Milo shrugged. “A shipment?” he asked.

“We need to get to the bridge,” Lina said firmly. “We can take a look at the Shade’s records, figure out what she was carrying.”

“But keep your beams on this time, Crate,” Milo said. “It looked to me like they’re afraid of the light.”

“A great plan,” CR-8R agreed. “Provided my batteries hold out.”

“Well, what are we waiting for?” Lina asked. “Let’s move.”

They hurried back up the winding steps, CR-8R keeping his beams trained backward so Milo and Lina could stay in the light. As they climbed she heard the spiders swarming back onto the darkened deck, reclaiming their territory.

They reached the top of the steps, weaving through the maze of crates. Many had been scattered when the gravity failed, and they had to clamber over a creaking, unsteady heap to reach the door.

“Look,” Milo said, pointing. Lying on its side at the top of the pile was a large container made of thick metal plates. It had been torn open, the steel twisted outward as though something had forced its way free.

“‘Cylo,’” Lina said, reading the word stenciled in heavy block letters on the side.
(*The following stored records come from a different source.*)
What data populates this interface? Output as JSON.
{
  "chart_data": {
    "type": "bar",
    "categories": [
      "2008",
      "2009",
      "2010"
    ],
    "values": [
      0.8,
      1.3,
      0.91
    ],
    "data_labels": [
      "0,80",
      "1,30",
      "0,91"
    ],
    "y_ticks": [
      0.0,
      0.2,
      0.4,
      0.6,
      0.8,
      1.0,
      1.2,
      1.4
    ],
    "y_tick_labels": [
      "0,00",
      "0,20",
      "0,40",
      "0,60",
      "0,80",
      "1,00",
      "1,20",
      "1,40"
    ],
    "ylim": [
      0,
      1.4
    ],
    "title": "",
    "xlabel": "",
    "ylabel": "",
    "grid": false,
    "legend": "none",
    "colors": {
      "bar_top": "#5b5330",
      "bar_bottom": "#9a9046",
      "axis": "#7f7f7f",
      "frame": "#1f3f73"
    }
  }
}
Then CR-8R’s beams flashed one after another as he spun to face a heavy door set into the curved wall. He tapped in the code and the door slid open.

Lina ducked through, scanning the bridge. The only light came from outside the ship, the distant gleam of the galactic center like a pale river in the blackness. Below the viewscreen was a long control panel and four chairs. But the controls themselves were dead, and the room was silent.

She took a step forward, then froze. “Hello?” she called out. “Captain Mondatha, is that you?”

Sitting in the pilot’s seat, her back turned to them, was a dark, robed figure.